Last season, Bell rivaled Williams as Utah's most active on-the-court guide. This year, Bell's still been engaged, offering in-game coaching and supporting his teammates. Even obvious moments of public frustration have been offset by his mentor role with young players such as Jeremy Evans, Hayward and Burks.
"It's tough. … But you've got to be a professional no matter what," said Harris, who dealt with inner-team struggles in New Jersey. "I know he wants to play more and he's in a tough thing, playing with some young guys learning how to play. But he does a great job of leading off the court and making sure he's setting that example that guys can learn from."
Asked if he has requested a trade or plans to, Bell said no, adding that his situation's resolution isn't up to him.
"Those aren't my decisions to make," Bell said. "I've been around long enough to know I have no control over that."
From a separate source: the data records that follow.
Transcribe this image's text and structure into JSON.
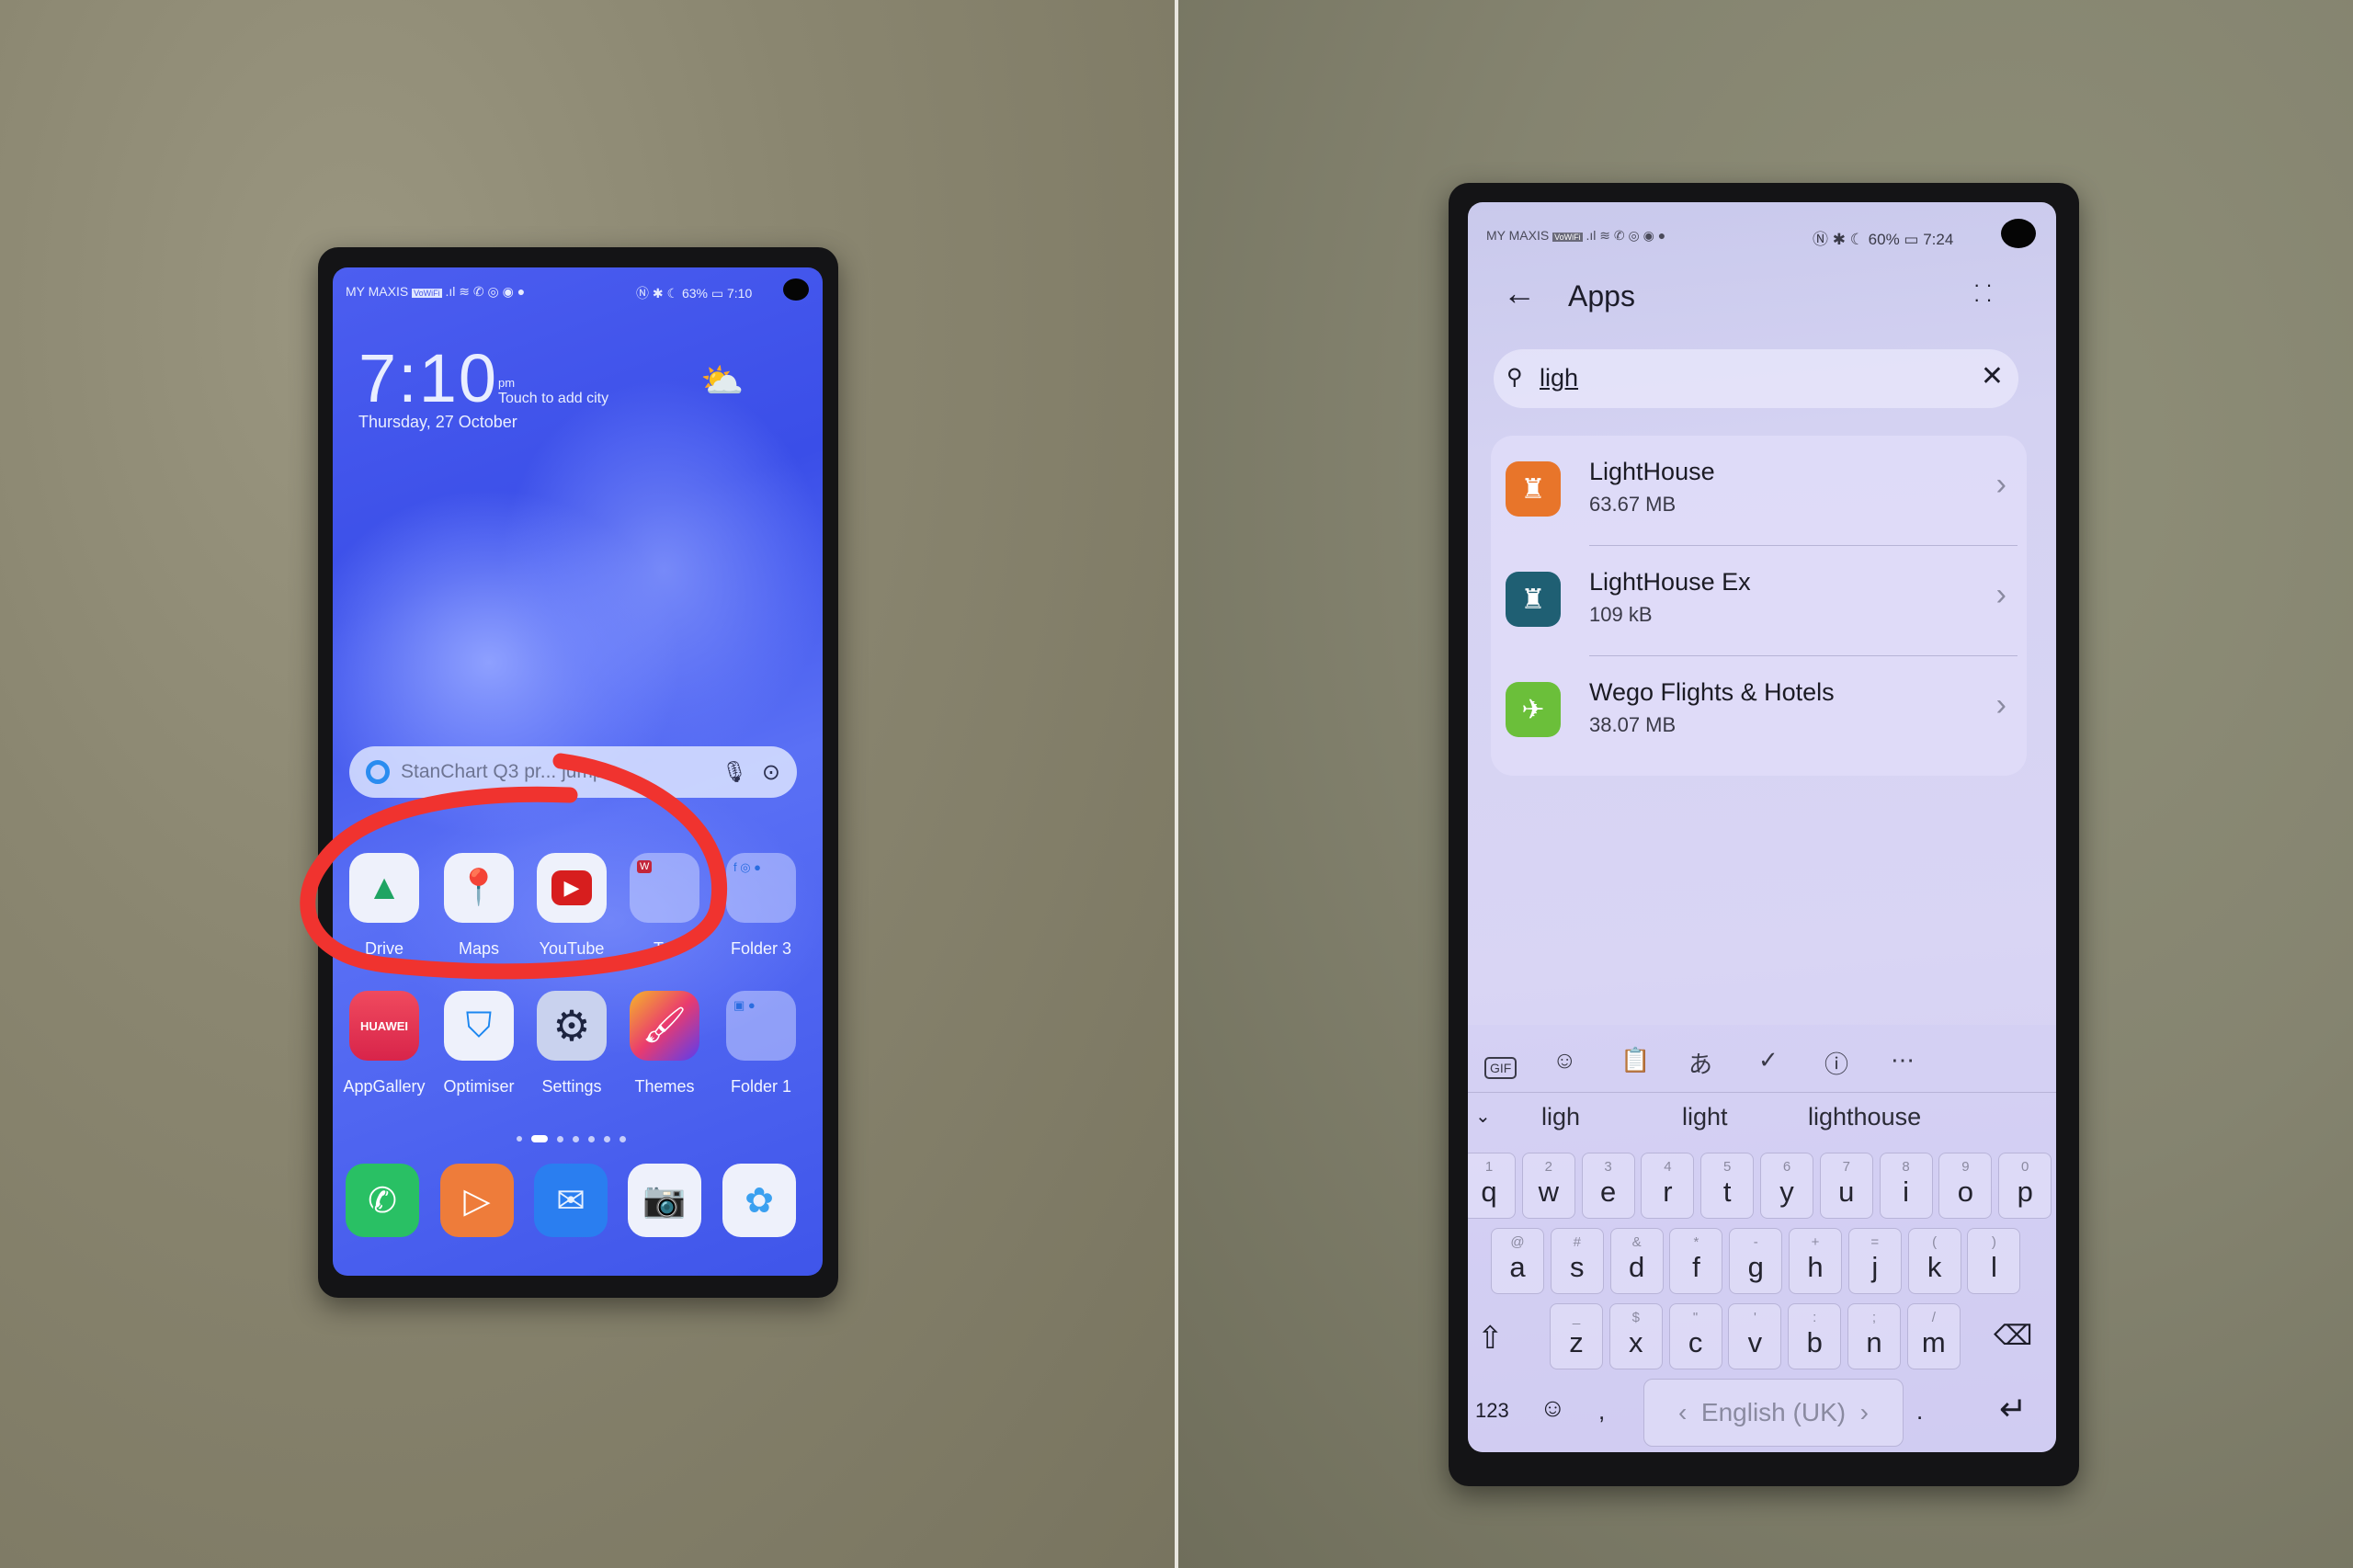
{
  "left_phone": {
    "status_bar": {
      "carrier": "MY MAXIS",
      "carrier_badge": "VoWiFi",
      "right": "63%",
      "time": "7:10"
    },
    "clock": {
      "time": "7:10",
      "ampm": "pm",
      "weather_hint": "Touch to add city",
      "date": "Thursday, 27 October"
    },
    "search": {
      "placeholder": "StanChart Q3 pr... jumps..."
    },
    "row1": [
      {
        "label": "Drive",
        "icon": "google-drive-icon"
      },
      {
        "label": "Maps",
        "icon": "google-maps-icon"
      },
      {
        "label": "YouTube",
        "icon": "youtube-icon"
      },
      {
        "label": "T...",
        "icon": "folder-icon"
      },
      {
        "label": "Folder 3",
        "icon": "folder-icon"
      }
    ],
    "row2": [
      {
        "label": "AppGallery",
        "icon": "appgallery-icon",
        "badge_text": "HUAWEI"
      },
      {
        "label": "Optimiser",
        "icon": "shield-icon"
      },
      {
        "label": "Settings",
        "icon": "gear-icon"
      },
      {
        "label": "Themes",
        "icon": "paintbrush-icon"
      },
      {
        "label": "Folder 1",
        "icon": "folder-icon"
      }
    ],
    "dock": [
      "phone-icon",
      "video-icon",
      "messages-icon",
      "camera-icon",
      "gallery-icon"
    ],
    "annotation_color": "#f0332f"
  },
  "right_phone": {
    "status_bar": {
      "carrier": "MY MAXIS",
      "carrier_badge": "VoWiFi",
      "right": "60%",
      "time": "7:24"
    },
    "header": {
      "title": "Apps"
    },
    "search": {
      "value": "ligh"
    },
    "results": [
      {
        "name": "LightHouse",
        "size": "63.67 MB",
        "color": "#e8752a"
      },
      {
        "name": "LightHouse Ex",
        "size": "109 kB",
        "color": "#1f5f73"
      },
      {
        "name": "Wego Flights & Hotels",
        "size": "38.07 MB",
        "color": "#6bbf3a"
      }
    ],
    "keyboard": {
      "toolbar": [
        "GIF",
        "sticker-icon",
        "clipboard-icon",
        "translate-icon",
        "check-icon",
        "info-icon",
        "more-icon"
      ],
      "suggestions": [
        "ligh",
        "light",
        "lighthouse"
      ],
      "row1": [
        [
          "1",
          "q"
        ],
        [
          "2",
          "w"
        ],
        [
          "3",
          "e"
        ],
        [
          "4",
          "r"
        ],
        [
          "5",
          "t"
        ],
        [
          "6",
          "y"
        ],
        [
          "7",
          "u"
        ],
        [
          "8",
          "i"
        ],
        [
          "9",
          "o"
        ],
        [
          "0",
          "p"
        ]
      ],
      "row2": [
        [
          "@",
          "a"
        ],
        [
          "#",
          "s"
        ],
        [
          "&",
          "d"
        ],
        [
          "*",
          "f"
        ],
        [
          "-",
          "g"
        ],
        [
          "+",
          "h"
        ],
        [
          "=",
          "j"
        ],
        [
          "(",
          "k"
        ],
        [
          ")",
          "l"
        ]
      ],
      "row3": [
        [
          "_",
          "z"
        ],
        [
          "$",
          "x"
        ],
        [
          "\"",
          "c"
        ],
        [
          "'",
          "v"
        ],
        [
          ":",
          "b"
        ],
        [
          ";",
          "n"
        ],
        [
          "/",
          "m"
        ]
      ],
      "numbers_label": "123",
      "space_label": "English (UK)"
    }
  }
}
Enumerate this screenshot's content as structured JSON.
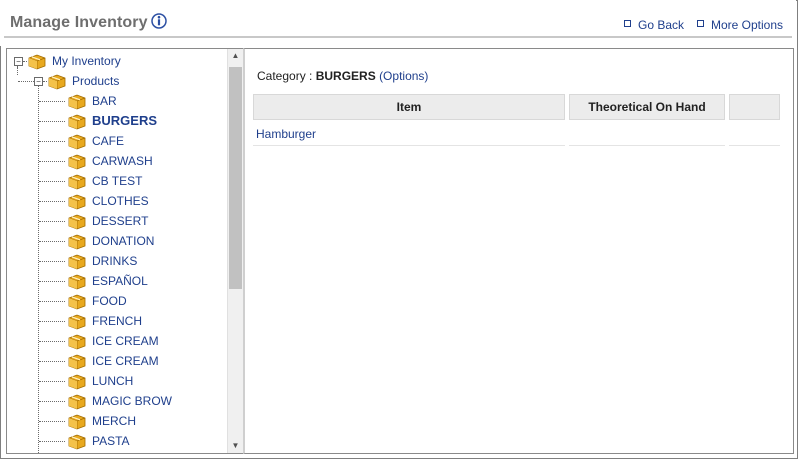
{
  "header": {
    "title": "Manage Inventory",
    "info_icon": "info-icon",
    "go_back": "Go Back",
    "more_options": "More Options"
  },
  "tree": {
    "root": "My Inventory",
    "products": "Products",
    "items": [
      "BAR",
      "BURGERS",
      "CAFE",
      "CARWASH",
      "CB TEST",
      "CLOTHES",
      "DESSERT",
      "DONATION",
      "DRINKS",
      "ESPAÑOL",
      "FOOD",
      "FRENCH",
      "ICE CREAM",
      "ICE CREAM",
      "LUNCH",
      "MAGIC BROW",
      "MERCH",
      "PASTA"
    ],
    "selected": "BURGERS",
    "folder_icon": "folder-box-icon"
  },
  "main": {
    "category_prefix": "Category : ",
    "category_name": "BURGERS",
    "options_link": "(Options)",
    "columns": [
      "Item",
      "Theoretical On Hand",
      ""
    ],
    "rows": [
      [
        "Hamburger",
        "",
        ""
      ]
    ]
  },
  "colors": {
    "link": "#1f3f8c",
    "title_gray": "#6e6e6e",
    "folder_gold": "#e8a920"
  }
}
Asked if he wants to meet with Corbin to settle any differences, Bell said it's not his call to make.
"Listen: I'm the player. I don't make demands. I don't dictate playing time. I don't say who gets the ball. I don't call meetings," Bell said. "If someone wants to speak to me, I'm just here to do my job. I will go speak to them, no problem. I haven't been asked to come in for a meeting and so there's not really a problem."